A native of Waziristan (a frequent target of U.S. drone attacks), Wazir is himself schizophrenic. He had a promising military career and became an adviser to General Zia-ul-Haq, then the president of Pakistan. In 1981, he began suspecting that Zia was plotting to kill him. “I was convinced that he had spies against me, that he was stealing my thoughts, that he wanted to court-martial me and arrest me,” Wazir says. Zia was, according to Wazir, himself terrified of plots against him, and was plotting against almost everyone. But on evaluation, doctors decided Wazir was indeed crazy, invalided him out of the army in 1983, and began a regime of medication that continues today. After recovery, Wazir resolved to set up an organization “for the mentally ill, of the mentally ill, by the mentally ill.”

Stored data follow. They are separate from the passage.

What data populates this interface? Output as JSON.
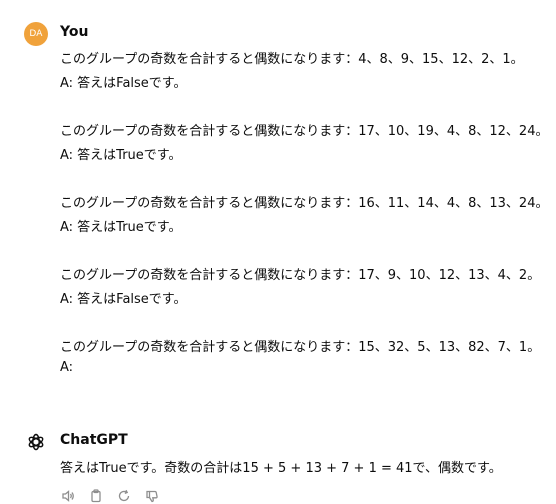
{
  "messages": [
    {
      "author": "You",
      "avatar_initials": "DA",
      "lines": [
        "このグループの奇数を合計すると偶数になります：4、8、9、15、12、2、1。",
        "A: 答えはFalseです。",
        "このグループの奇数を合計すると偶数になります：17、10、19、4、8、12、24。",
        "A: 答えはTrueです。",
        "このグループの奇数を合計すると偶数になります：16、11、14、4、8、13、24。",
        "A: 答えはTrueです。",
        "このグループの奇数を合計すると偶数になります：17、9、10、12、13、4、2。",
        "A: 答えはFalseです。",
        "このグループの奇数を合計すると偶数になります：15、32、5、13、82、7、1。",
        "A:"
      ]
    },
    {
      "author": "ChatGPT",
      "avatar_icon": "openai-logo-icon",
      "lines": [
        "答えはTrueです。奇数の合計は15 + 5 + 13 + 7 + 1 = 41で、偶数です。"
      ],
      "actions": [
        "speaker-icon",
        "clipboard-icon",
        "regenerate-icon",
        "thumbs-down-icon"
      ]
    }
  ],
  "colors": {
    "user_avatar": "#f0a23b",
    "text": "#0d0d0d",
    "icon": "#8e8e8e"
  }
}
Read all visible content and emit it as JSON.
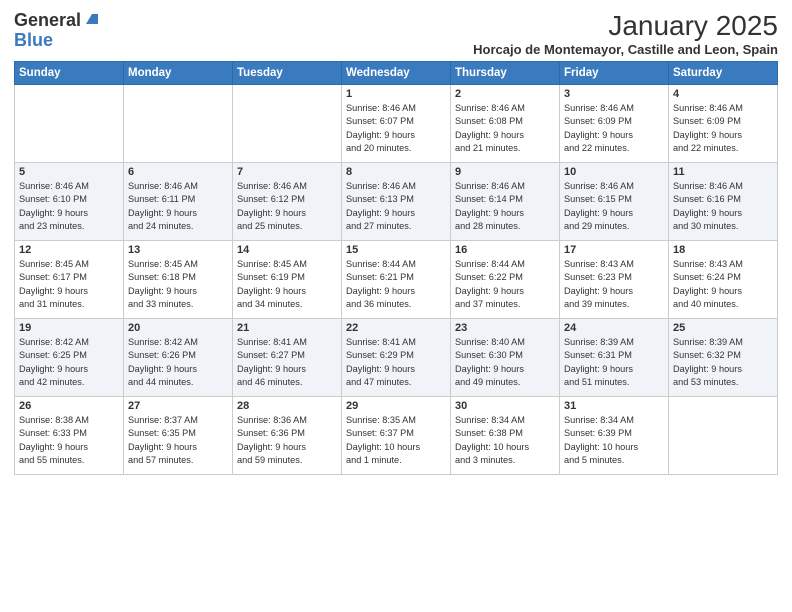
{
  "logo": {
    "general": "General",
    "blue": "Blue"
  },
  "title": "January 2025",
  "subtitle": "Horcajo de Montemayor, Castille and Leon, Spain",
  "headers": [
    "Sunday",
    "Monday",
    "Tuesday",
    "Wednesday",
    "Thursday",
    "Friday",
    "Saturday"
  ],
  "weeks": [
    [
      {
        "day": "",
        "info": ""
      },
      {
        "day": "",
        "info": ""
      },
      {
        "day": "",
        "info": ""
      },
      {
        "day": "1",
        "info": "Sunrise: 8:46 AM\nSunset: 6:07 PM\nDaylight: 9 hours\nand 20 minutes."
      },
      {
        "day": "2",
        "info": "Sunrise: 8:46 AM\nSunset: 6:08 PM\nDaylight: 9 hours\nand 21 minutes."
      },
      {
        "day": "3",
        "info": "Sunrise: 8:46 AM\nSunset: 6:09 PM\nDaylight: 9 hours\nand 22 minutes."
      },
      {
        "day": "4",
        "info": "Sunrise: 8:46 AM\nSunset: 6:09 PM\nDaylight: 9 hours\nand 22 minutes."
      }
    ],
    [
      {
        "day": "5",
        "info": "Sunrise: 8:46 AM\nSunset: 6:10 PM\nDaylight: 9 hours\nand 23 minutes."
      },
      {
        "day": "6",
        "info": "Sunrise: 8:46 AM\nSunset: 6:11 PM\nDaylight: 9 hours\nand 24 minutes."
      },
      {
        "day": "7",
        "info": "Sunrise: 8:46 AM\nSunset: 6:12 PM\nDaylight: 9 hours\nand 25 minutes."
      },
      {
        "day": "8",
        "info": "Sunrise: 8:46 AM\nSunset: 6:13 PM\nDaylight: 9 hours\nand 27 minutes."
      },
      {
        "day": "9",
        "info": "Sunrise: 8:46 AM\nSunset: 6:14 PM\nDaylight: 9 hours\nand 28 minutes."
      },
      {
        "day": "10",
        "info": "Sunrise: 8:46 AM\nSunset: 6:15 PM\nDaylight: 9 hours\nand 29 minutes."
      },
      {
        "day": "11",
        "info": "Sunrise: 8:46 AM\nSunset: 6:16 PM\nDaylight: 9 hours\nand 30 minutes."
      }
    ],
    [
      {
        "day": "12",
        "info": "Sunrise: 8:45 AM\nSunset: 6:17 PM\nDaylight: 9 hours\nand 31 minutes."
      },
      {
        "day": "13",
        "info": "Sunrise: 8:45 AM\nSunset: 6:18 PM\nDaylight: 9 hours\nand 33 minutes."
      },
      {
        "day": "14",
        "info": "Sunrise: 8:45 AM\nSunset: 6:19 PM\nDaylight: 9 hours\nand 34 minutes."
      },
      {
        "day": "15",
        "info": "Sunrise: 8:44 AM\nSunset: 6:21 PM\nDaylight: 9 hours\nand 36 minutes."
      },
      {
        "day": "16",
        "info": "Sunrise: 8:44 AM\nSunset: 6:22 PM\nDaylight: 9 hours\nand 37 minutes."
      },
      {
        "day": "17",
        "info": "Sunrise: 8:43 AM\nSunset: 6:23 PM\nDaylight: 9 hours\nand 39 minutes."
      },
      {
        "day": "18",
        "info": "Sunrise: 8:43 AM\nSunset: 6:24 PM\nDaylight: 9 hours\nand 40 minutes."
      }
    ],
    [
      {
        "day": "19",
        "info": "Sunrise: 8:42 AM\nSunset: 6:25 PM\nDaylight: 9 hours\nand 42 minutes."
      },
      {
        "day": "20",
        "info": "Sunrise: 8:42 AM\nSunset: 6:26 PM\nDaylight: 9 hours\nand 44 minutes."
      },
      {
        "day": "21",
        "info": "Sunrise: 8:41 AM\nSunset: 6:27 PM\nDaylight: 9 hours\nand 46 minutes."
      },
      {
        "day": "22",
        "info": "Sunrise: 8:41 AM\nSunset: 6:29 PM\nDaylight: 9 hours\nand 47 minutes."
      },
      {
        "day": "23",
        "info": "Sunrise: 8:40 AM\nSunset: 6:30 PM\nDaylight: 9 hours\nand 49 minutes."
      },
      {
        "day": "24",
        "info": "Sunrise: 8:39 AM\nSunset: 6:31 PM\nDaylight: 9 hours\nand 51 minutes."
      },
      {
        "day": "25",
        "info": "Sunrise: 8:39 AM\nSunset: 6:32 PM\nDaylight: 9 hours\nand 53 minutes."
      }
    ],
    [
      {
        "day": "26",
        "info": "Sunrise: 8:38 AM\nSunset: 6:33 PM\nDaylight: 9 hours\nand 55 minutes."
      },
      {
        "day": "27",
        "info": "Sunrise: 8:37 AM\nSunset: 6:35 PM\nDaylight: 9 hours\nand 57 minutes."
      },
      {
        "day": "28",
        "info": "Sunrise: 8:36 AM\nSunset: 6:36 PM\nDaylight: 9 hours\nand 59 minutes."
      },
      {
        "day": "29",
        "info": "Sunrise: 8:35 AM\nSunset: 6:37 PM\nDaylight: 10 hours\nand 1 minute."
      },
      {
        "day": "30",
        "info": "Sunrise: 8:34 AM\nSunset: 6:38 PM\nDaylight: 10 hours\nand 3 minutes."
      },
      {
        "day": "31",
        "info": "Sunrise: 8:34 AM\nSunset: 6:39 PM\nDaylight: 10 hours\nand 5 minutes."
      },
      {
        "day": "",
        "info": ""
      }
    ]
  ]
}
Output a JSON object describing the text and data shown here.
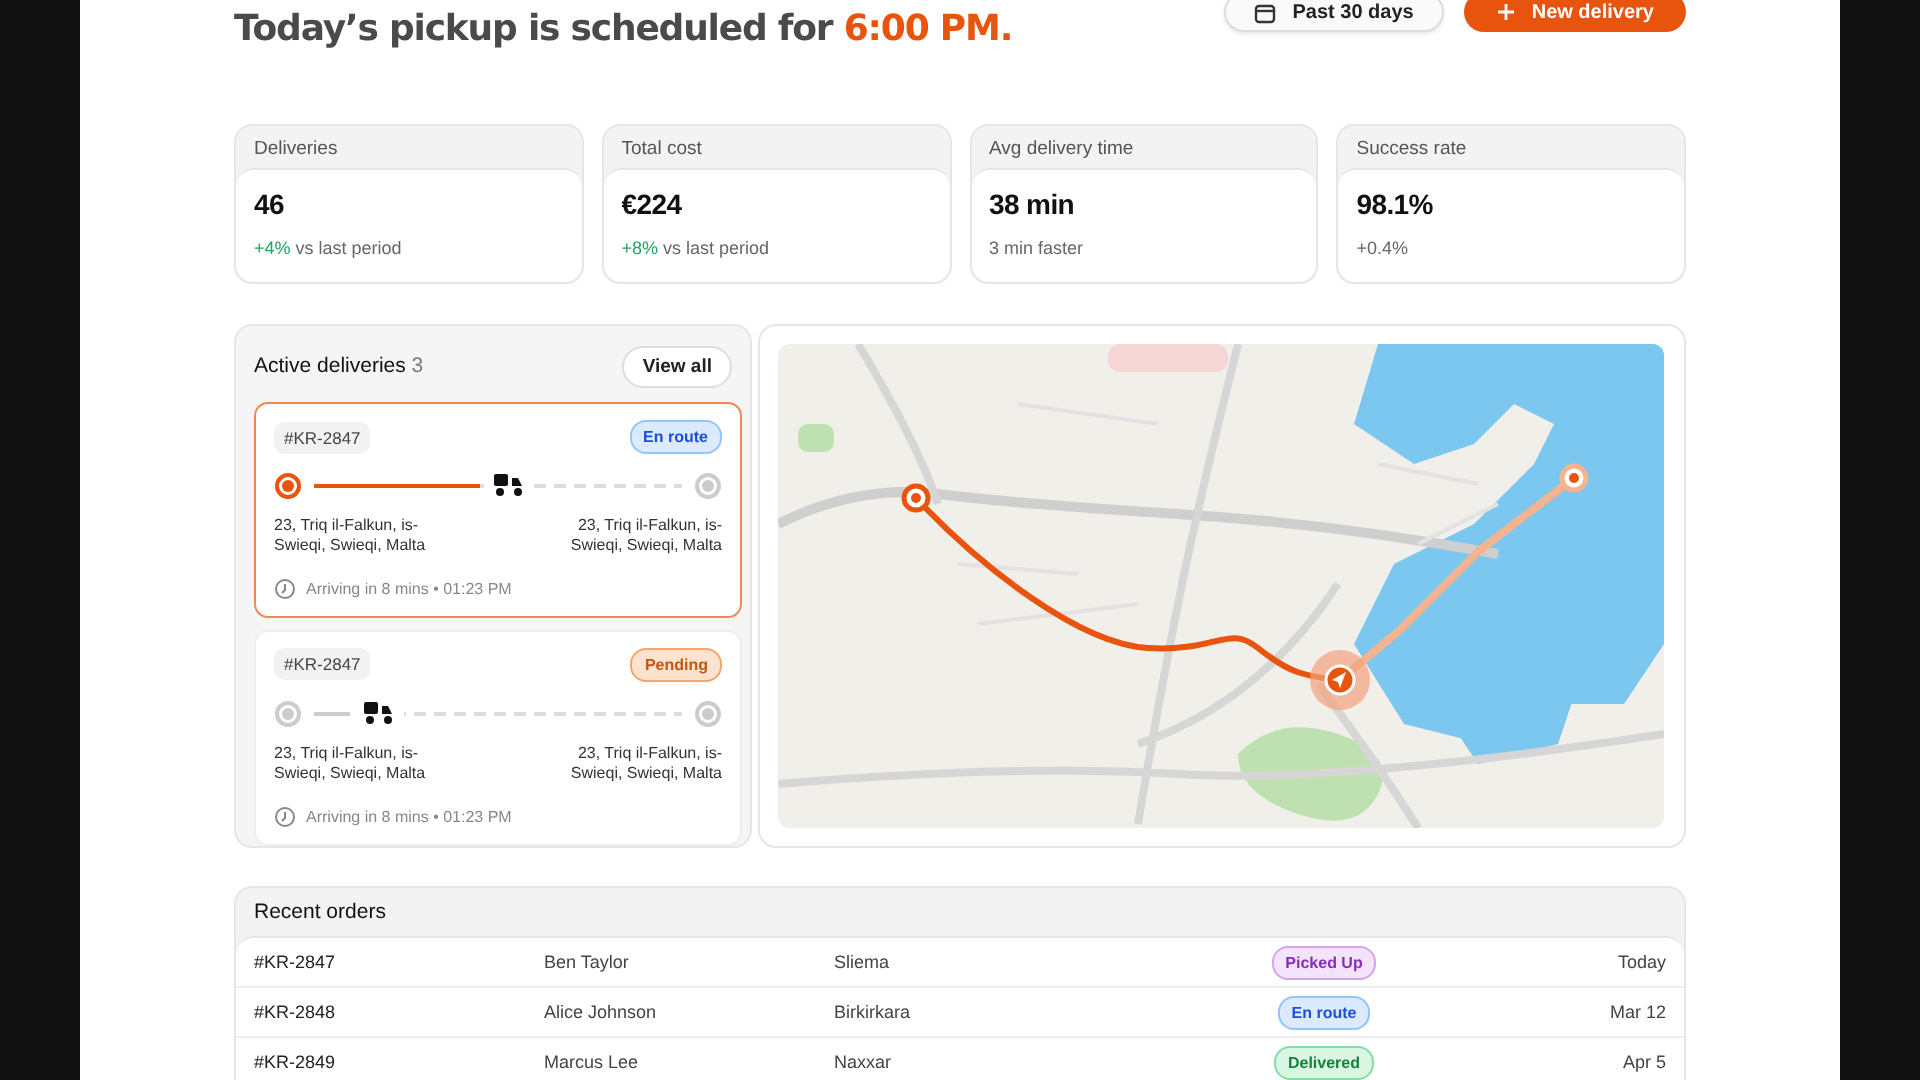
{
  "header": {
    "title": "Today’s pickup is scheduled for",
    "title_time": "6:00 PM.",
    "range_button": "Past 30 days",
    "new_button": "New delivery"
  },
  "stats": [
    {
      "label": "Deliveries",
      "value": "46",
      "change": "+4%",
      "highlight": true,
      "note": "vs last period"
    },
    {
      "label": "Total cost",
      "value": "€224",
      "change": "+8%",
      "highlight": true,
      "note": "vs last period"
    },
    {
      "label": "Avg delivery time",
      "value": "38 min",
      "note": "3 min faster"
    },
    {
      "label": "Success rate",
      "value": "98.1%",
      "change": "+0.4%",
      "highlight": false
    }
  ],
  "active_deliveries": {
    "title": "Active deliveries",
    "count": "3",
    "view_all": "View all",
    "items": [
      {
        "id": "#KR-2847",
        "status": "En route",
        "kind": "en_route",
        "selected": true,
        "started": true,
        "level": 0.45,
        "from": "23, Triq il-Falkun, is-Swieqi, Swieqi, Malta",
        "to": "23, Triq il-Falkun, is-Swieqi, Swieqi, Malta",
        "eta": "Arriving in 8 mins • 01:23 PM"
      },
      {
        "id": "#KR-2847",
        "status": "Pending",
        "kind": "pending",
        "selected": false,
        "started": false,
        "level": 0.1,
        "from": "23, Triq il-Falkun, is-Swieqi, Swieqi, Malta",
        "to": "23, Triq il-Falkun, is-Swieqi, Swieqi, Malta",
        "eta": "Arriving in 8 mins • 01:23 PM"
      }
    ]
  },
  "recent_orders": {
    "title": "Recent orders",
    "rows": [
      {
        "id": "#KR-2847",
        "customer": "Ben Taylor",
        "location": "Sliema",
        "status": "Picked Up",
        "kind": "picked_up",
        "date": "Today"
      },
      {
        "id": "#KR-2848",
        "customer": "Alice Johnson",
        "location": "Birkirkara",
        "status": "En route",
        "kind": "en_route",
        "date": "Mar 12"
      },
      {
        "id": "#KR-2849",
        "customer": "Marcus Lee",
        "location": "Naxxar",
        "status": "Delivered",
        "kind": "delivered",
        "date": "Apr 5"
      }
    ]
  }
}
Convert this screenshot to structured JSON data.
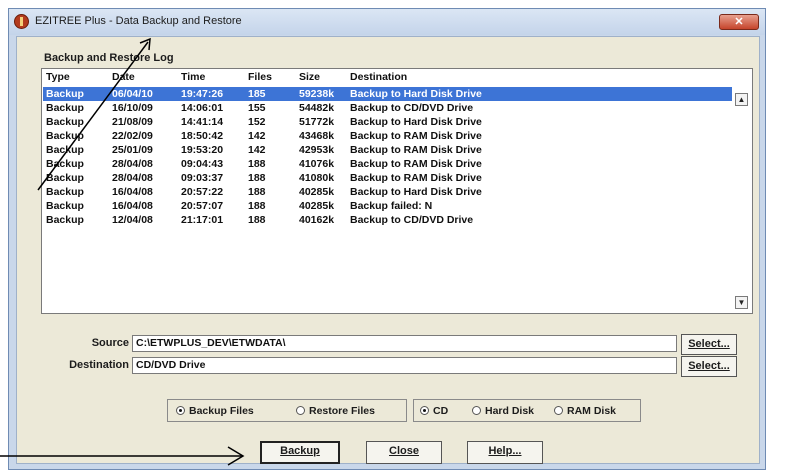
{
  "window": {
    "title": "EZITREE Plus - Data Backup and Restore",
    "close_label": "✕"
  },
  "log": {
    "group_label": "Backup and Restore Log",
    "columns": [
      "Type",
      "Date",
      "Time",
      "Files",
      "Size",
      "Destination"
    ],
    "rows": [
      {
        "type": "Backup",
        "date": "06/04/10",
        "time": "19:47:26",
        "files": "185",
        "size": "59238k",
        "destination": "Backup to Hard Disk Drive",
        "selected": true
      },
      {
        "type": "Backup",
        "date": "16/10/09",
        "time": "14:06:01",
        "files": "155",
        "size": "54482k",
        "destination": "Backup to CD/DVD Drive"
      },
      {
        "type": "Backup",
        "date": "21/08/09",
        "time": "14:41:14",
        "files": "152",
        "size": "51772k",
        "destination": "Backup to Hard Disk Drive"
      },
      {
        "type": "Backup",
        "date": "22/02/09",
        "time": "18:50:42",
        "files": "142",
        "size": "43468k",
        "destination": "Backup to RAM Disk Drive"
      },
      {
        "type": "Backup",
        "date": "25/01/09",
        "time": "19:53:20",
        "files": "142",
        "size": "42953k",
        "destination": "Backup to RAM Disk Drive"
      },
      {
        "type": "Backup",
        "date": "28/04/08",
        "time": "09:04:43",
        "files": "188",
        "size": "41076k",
        "destination": "Backup to RAM Disk Drive"
      },
      {
        "type": "Backup",
        "date": "28/04/08",
        "time": "09:03:37",
        "files": "188",
        "size": "41080k",
        "destination": "Backup to RAM Disk Drive"
      },
      {
        "type": "Backup",
        "date": "16/04/08",
        "time": "20:57:22",
        "files": "188",
        "size": "40285k",
        "destination": "Backup to Hard Disk Drive"
      },
      {
        "type": "Backup",
        "date": "16/04/08",
        "time": "20:57:07",
        "files": "188",
        "size": "40285k",
        "destination": "Backup failed: N"
      },
      {
        "type": "Backup",
        "date": "12/04/08",
        "time": "21:17:01",
        "files": "188",
        "size": "40162k",
        "destination": "Backup to CD/DVD Drive"
      }
    ]
  },
  "source": {
    "label": "Source",
    "value": "C:\\ETWPLUS_DEV\\ETWDATA\\",
    "button": "Select..."
  },
  "destination": {
    "label": "Destination",
    "value": "CD/DVD Drive",
    "button": "Select..."
  },
  "mode": {
    "backup_label": "Backup Files",
    "restore_label": "Restore Files",
    "selected": "backup"
  },
  "media": {
    "cd_label": "CD",
    "hard_disk_label": "Hard Disk",
    "ram_disk_label": "RAM Disk",
    "selected": "cd"
  },
  "buttons": {
    "backup": "Backup",
    "close": "Close",
    "help": "Help..."
  },
  "colors": {
    "selection": "#3d74d6",
    "close_button": "#c5442b"
  }
}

Craziness carries a strong stigma in Pakistan, and many friends and families of the afflicted react by turning them out onto the street, or confining them. Wazir’s staff found one mentally ill man, Inam, chained in a basement. Now on his meds, Inam keeps returning to Friends of the Mind, but he has recovered enough to hold down jobs as a day laborer. Far better to be in the chaos of Peshawar’s streets and on the brink of insanity than in a basement and in the abyss.